Salah satunya, mempersiapkan kantong-kantong parkir di setiap area yang disulap menjadi CFN. “Untuk kantong-kantong parkir sudah kita siapkan secara matang. Anggota juga disiagakan disana,” terang Dirlantas Polda Jatim Kombes Pol Rahmad Hidayat.

Rahmad menuturkan, untuk fasilitas umum misalnya rumah sakit dan hotel akan dibuatkan contra flow sepanjang jalur yang termasuk Car Free Night dengan membuat pembatas khusus.

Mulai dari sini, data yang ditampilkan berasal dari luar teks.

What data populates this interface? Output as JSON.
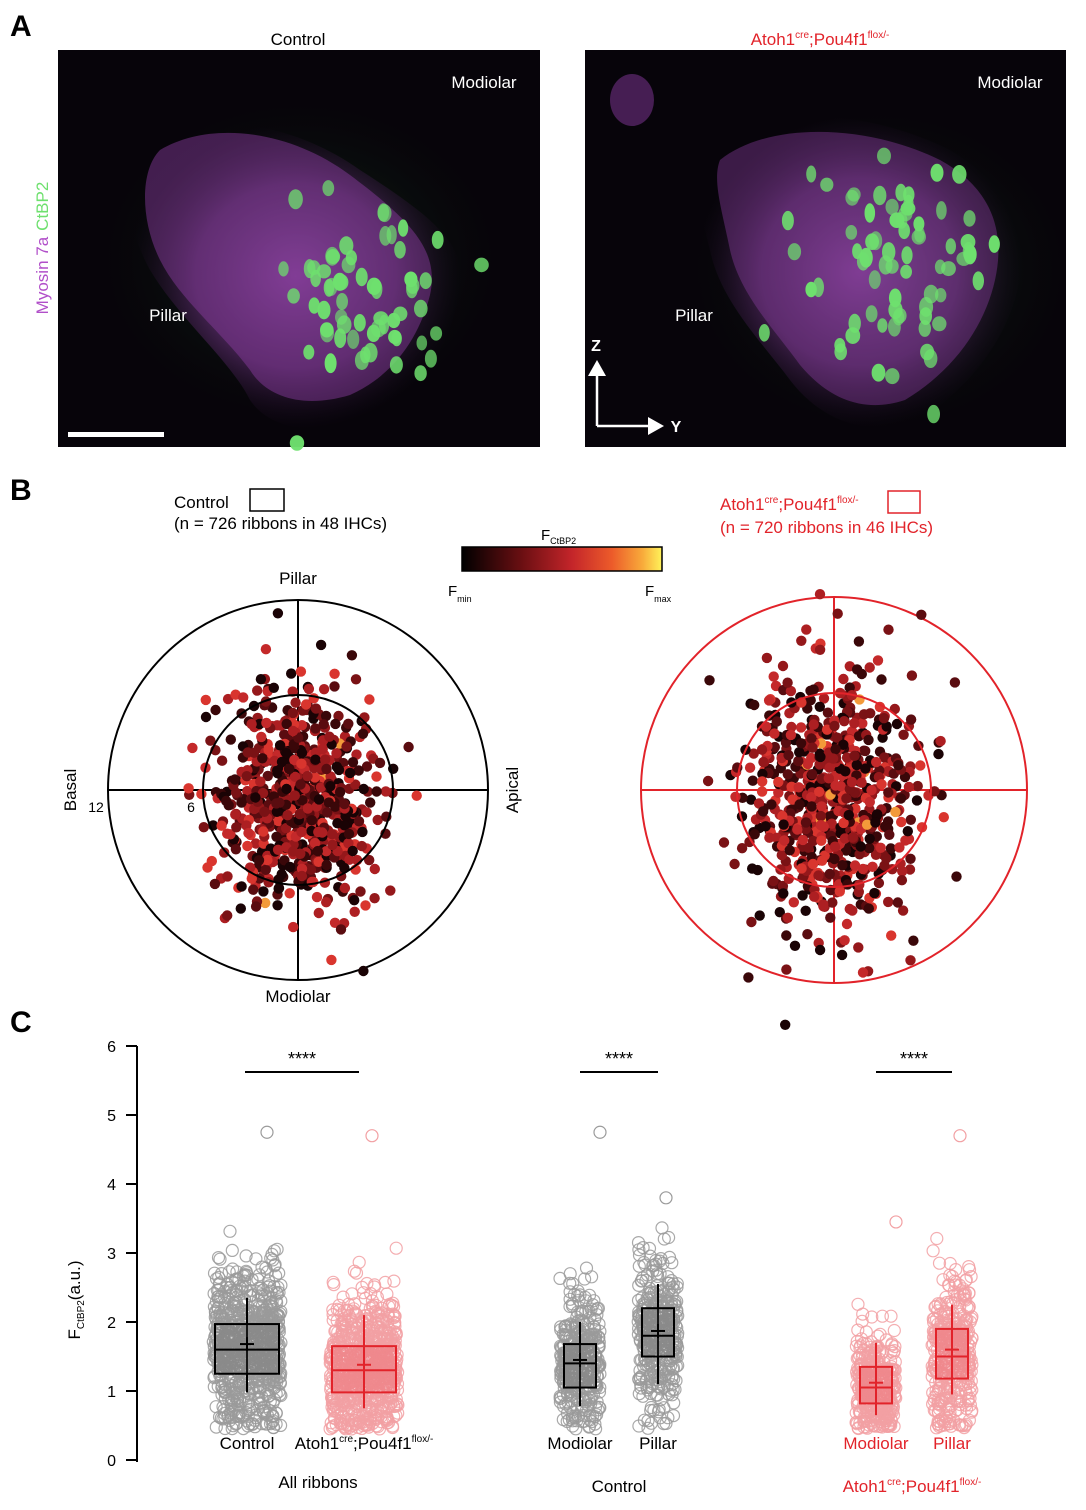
{
  "panels": {
    "A": {
      "label": "A",
      "left_title": "Control",
      "right_title_main": "Atoh1",
      "right_title_sup1": "cre",
      "right_title_mid": ";Pou4f1",
      "right_title_sup2": "flox/-",
      "stain_a": "Myosin 7a",
      "stain_b": "CtBP2",
      "modiolar": "Modiolar",
      "pillar": "Pillar",
      "axis_z": "Z",
      "axis_y": "Y",
      "colors": {
        "myosin": "#b14fc9",
        "ctbp2": "#6ee06e",
        "mutant": "#e2232a"
      }
    },
    "B": {
      "label": "B",
      "control_legend": "Control",
      "control_n": "(n = 726 ribbons in 48 IHCs)",
      "mutant_legend_main": "Atoh1",
      "mutant_legend_sup1": "cre",
      "mutant_legend_mid": ";Pou4f1",
      "mutant_legend_sup2": "flox/-",
      "mutant_n": "(n = 720 ribbons in 46 IHCs)",
      "colorbar_title_main": "F",
      "colorbar_title_sub": "CtBP2",
      "colorbar_min_main": "F",
      "colorbar_min_sub": "min",
      "colorbar_max_main": "F",
      "colorbar_max_sub": "max",
      "top": "Pillar",
      "bottom": "Modiolar",
      "left": "Basal",
      "right": "Apical",
      "ring_outer": "12",
      "ring_inner": "6"
    },
    "C": {
      "label": "C",
      "ylabel_main": "F",
      "ylabel_sub": "CtBP2",
      "ylabel_unit": "(a.u.)",
      "significance": "****",
      "group_all": "All ribbons",
      "group_control": "Control",
      "group_mutant_main": "Atoh1",
      "group_mutant_sup1": "cre",
      "group_mutant_mid": ";Pou4f1",
      "group_mutant_sup2": "flox/-"
    }
  },
  "chart_data": [
    {
      "type": "scatter",
      "panel": "B-control",
      "title": "Control",
      "n_label": "(n = 726 ribbons in 48 IHCs)",
      "ring_values": [
        6,
        12
      ],
      "axes": {
        "up": "Pillar",
        "down": "Modiolar",
        "left": "Basal",
        "right": "Apical"
      },
      "cloud": {
        "center": [
          0,
          0.8
        ],
        "sd_x": 2.5,
        "sd_y": 3.1,
        "color_scale": "F_min to F_max"
      }
    },
    {
      "type": "scatter",
      "panel": "B-mutant",
      "title": "Atoh1cre;Pou4f1flox/-",
      "n_label": "(n = 720 ribbons in 46 IHCs)",
      "ring_values": [
        6,
        12
      ],
      "cloud": {
        "center": [
          0,
          0.4
        ],
        "sd_x": 2.6,
        "sd_y": 3.9,
        "color_scale": "F_min to F_max"
      }
    },
    {
      "type": "box",
      "panel": "C",
      "ylabel": "FCtBP2(a.u.)",
      "ylim": [
        0,
        6
      ],
      "yticks": [
        0,
        1,
        2,
        3,
        4,
        5,
        6
      ],
      "categories": [
        "Control",
        "Atoh1cre;Pou4f1flox/-",
        "Modiolar",
        "Pillar",
        "Modiolar",
        "Pillar"
      ],
      "groups": [
        "All ribbons",
        "All ribbons",
        "Control",
        "Control",
        "Atoh1cre;Pou4f1flox/-",
        "Atoh1cre;Pou4f1flox/-"
      ],
      "series": [
        {
          "category": "Control",
          "color": "#000000",
          "q1": 1.25,
          "median": 1.6,
          "q3": 1.97,
          "mean": 1.68,
          "whisker_low": 0.98,
          "whisker_high": 2.35,
          "max_outlier": 4.75
        },
        {
          "category": "Atoh1cre;Pou4f1flox/-",
          "color": "#e2232a",
          "q1": 0.98,
          "median": 1.3,
          "q3": 1.65,
          "mean": 1.38,
          "whisker_low": 0.75,
          "whisker_high": 2.1,
          "max_outlier": 4.7
        },
        {
          "category": "Modiolar",
          "group": "Control",
          "color": "#000000",
          "q1": 1.05,
          "median": 1.4,
          "q3": 1.68,
          "mean": 1.45,
          "whisker_low": 0.78,
          "whisker_high": 2.0,
          "max_outlier": 4.75
        },
        {
          "category": "Pillar",
          "group": "Control",
          "color": "#000000",
          "q1": 1.5,
          "median": 1.8,
          "q3": 2.2,
          "mean": 1.87,
          "whisker_low": 1.1,
          "whisker_high": 2.55,
          "max_outlier": 3.8
        },
        {
          "category": "Modiolar",
          "group": "Atoh1cre;Pou4f1flox/-",
          "color": "#e2232a",
          "q1": 0.82,
          "median": 1.05,
          "q3": 1.35,
          "mean": 1.12,
          "whisker_low": 0.65,
          "whisker_high": 1.7,
          "max_outlier": 3.45
        },
        {
          "category": "Pillar",
          "group": "Atoh1cre;Pou4f1flox/-",
          "color": "#e2232a",
          "q1": 1.18,
          "median": 1.5,
          "q3": 1.9,
          "mean": 1.6,
          "whisker_low": 0.95,
          "whisker_high": 2.25,
          "max_outlier": 4.7
        }
      ],
      "comparisons": [
        {
          "between": [
            "Control",
            "Atoh1cre;Pou4f1flox/-"
          ],
          "label": "****"
        },
        {
          "between": [
            "Modiolar",
            "Pillar"
          ],
          "group": "Control",
          "label": "****"
        },
        {
          "between": [
            "Modiolar",
            "Pillar"
          ],
          "group": "Atoh1cre;Pou4f1flox/-",
          "label": "****"
        }
      ]
    }
  ]
}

“Kita sudah melakukan kordinasi dengan pihak terkait, bahkan telah rapat sebanyak 8 kali. Mereka merespons baik, dan malah senang bisa merayakan tahun baru dengan suasana berbeda,” ujar pamen dengan pangkat tiga melati di pundak ini.

Misalnya di Jl. Raya Darmo hingga perempatan Jl. Polisi Istimewa sepanjang 1,5 kilometer ini. Untuk di area yang menampilkan tematik Budaya ini, akan disiapkan beberapa kantong parkir bagi masyarakat diantaranya Jl. Kapuas, Jl. Bintoro, Jl. Bengawan, Jl. Ciliwung, Jl. Juwana, dan Jl. Porong.

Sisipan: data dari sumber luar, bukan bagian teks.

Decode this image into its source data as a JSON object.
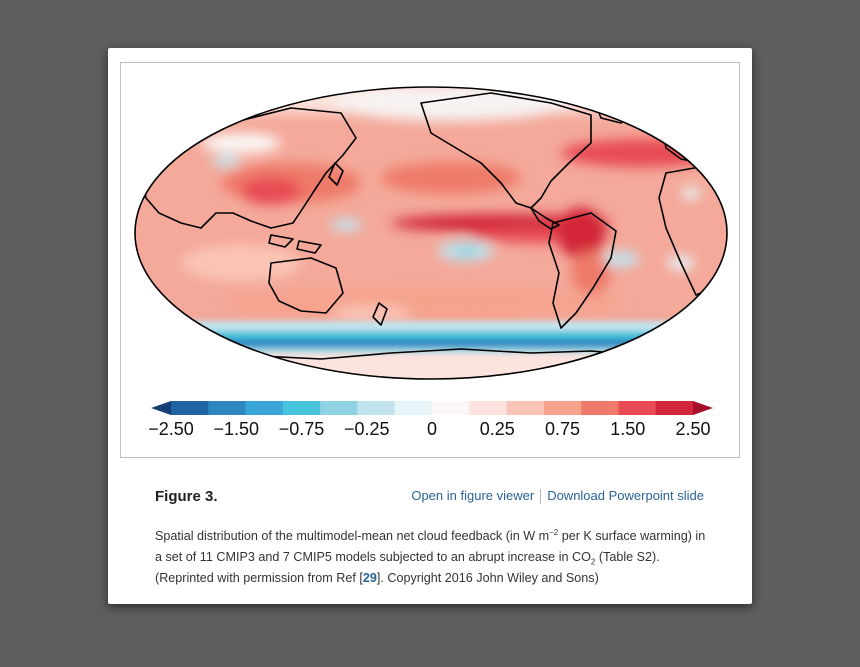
{
  "figure": {
    "label": "Figure 3.",
    "links": {
      "open_viewer": "Open in figure viewer",
      "download_slide": "Download Powerpoint slide"
    },
    "caption": {
      "part1": "Spatial distribution of the multimodel-mean net cloud feedback (in W m",
      "sup1": "−2",
      "part2": " per K surface warming) in a set of 11 CMIP3 and 7 CMIP5 models subjected to an abrupt increase in CO",
      "sub1": "2",
      "part3": " (Table S2). (Reprinted with permission from Ref [",
      "ref": "29",
      "part4": "]. Copyright 2016 John Wiley and Sons)"
    }
  },
  "colorbar": {
    "tick_labels": [
      "−2.50",
      "−1.50",
      "−0.75",
      "−0.25",
      "0",
      "0.25",
      "0.75",
      "1.50",
      "2.50"
    ],
    "under_color": "#153e75",
    "over_color": "#a50f29",
    "colors": [
      "#1f63a4",
      "#2e86c1",
      "#3aa6d5",
      "#47c2dc",
      "#8ed2e3",
      "#c2e4ee",
      "#e6f3f7",
      "#fbf7f6",
      "#fde3dd",
      "#fac5b6",
      "#f6a38e",
      "#ef7a69",
      "#e84b54",
      "#d22739"
    ]
  },
  "map": {
    "ocean_base_color": "#f4a99a",
    "outline_color": "#000000"
  }
}
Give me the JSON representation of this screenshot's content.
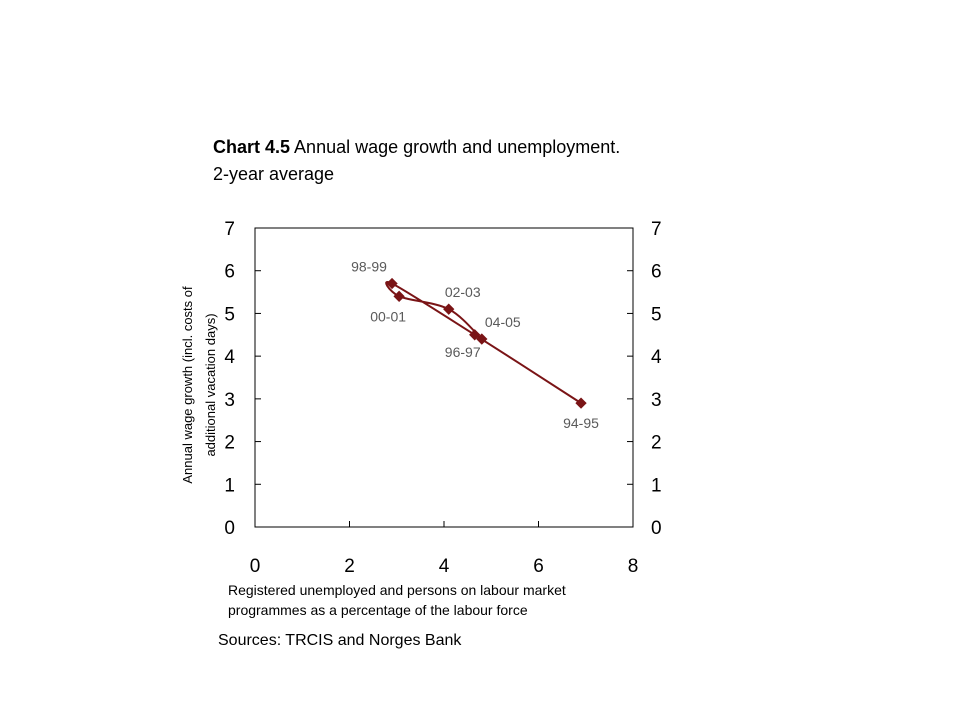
{
  "title": {
    "prefix": "Chart 4.5",
    "text_line1": "Annual wage growth and unemployment.",
    "text_line2": "2-year average"
  },
  "chart_data": {
    "type": "line",
    "xlabel_line1": "Registered unemployed and persons on labour market",
    "xlabel_line2": "programmes as a percentage of the labour force",
    "ylabel_line1": "Annual wage growth (incl. costs of",
    "ylabel_line2": "additional vacation days)",
    "xlim": [
      0,
      8
    ],
    "ylim": [
      0,
      7
    ],
    "x_ticks": [
      0,
      2,
      4,
      6,
      8
    ],
    "y_ticks": [
      0,
      1,
      2,
      3,
      4,
      5,
      6,
      7
    ],
    "y2_ticks": [
      0,
      1,
      2,
      3,
      4,
      5,
      6,
      7
    ],
    "series": [
      {
        "color": "#7a1416",
        "points": [
          {
            "label": "94-95",
            "x": 6.9,
            "y": 2.9
          },
          {
            "label": "96-97",
            "x": 4.65,
            "y": 4.5
          },
          {
            "label": "98-99",
            "x": 2.9,
            "y": 5.7
          },
          {
            "label": "00-01",
            "x": 3.05,
            "y": 5.4
          },
          {
            "label": "02-03",
            "x": 4.1,
            "y": 5.1
          },
          {
            "label": "04-05",
            "x": 4.8,
            "y": 4.4
          }
        ]
      }
    ],
    "grid": false
  },
  "source": "Sources: TRCIS and Norges Bank"
}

Bahkan kapasitas kendaraan roda dua (R-2) diperkirakan bisa menampung 2.700 unit dan R4 sebanyak 50 unit. Area ini akan digelar bakar jagung sebanyak 2.014 kg; teatrikal komunitas Roede Brug; flash mob; traditional dance; ludruk; modern dance; musik patrol; dan cluster kuliner.

Untuk lokasi kedua, ketiga dan keempat di sepanjang Jl. Tunjungan hingga Jl. Panglima Sudirman (monumen Bambu Runcing) sepanjang 2,6 kilometer, adapun kantong parkir ditempatkan di Jl. Genteng Besar, Jl. Praban, Jl. Basuki Rahmad, Jl. Taman Apsari, Jl. Embong Wungu, Jl. Embong Sono, dan Jl. Kenari.

Untuk di sepanjang Jl. Gubernur Suryo hingga Panglima bertema komunitas. Adapun tampilan yang disajikan tampilan komunitas-komunitas; lomba cheerleader pelajar; tarian modern; tarian tradisional; streetball; wushu; breakdance, parkour, street fashion carnival; dan cosplay.

Sedangkan di Jl. Tunjungan, menampilkan tema youth, diantaranya lomba vokal pelajar; modern dance; band performance; paduan suara Bahasa Jawa; dan barongsay.(wh)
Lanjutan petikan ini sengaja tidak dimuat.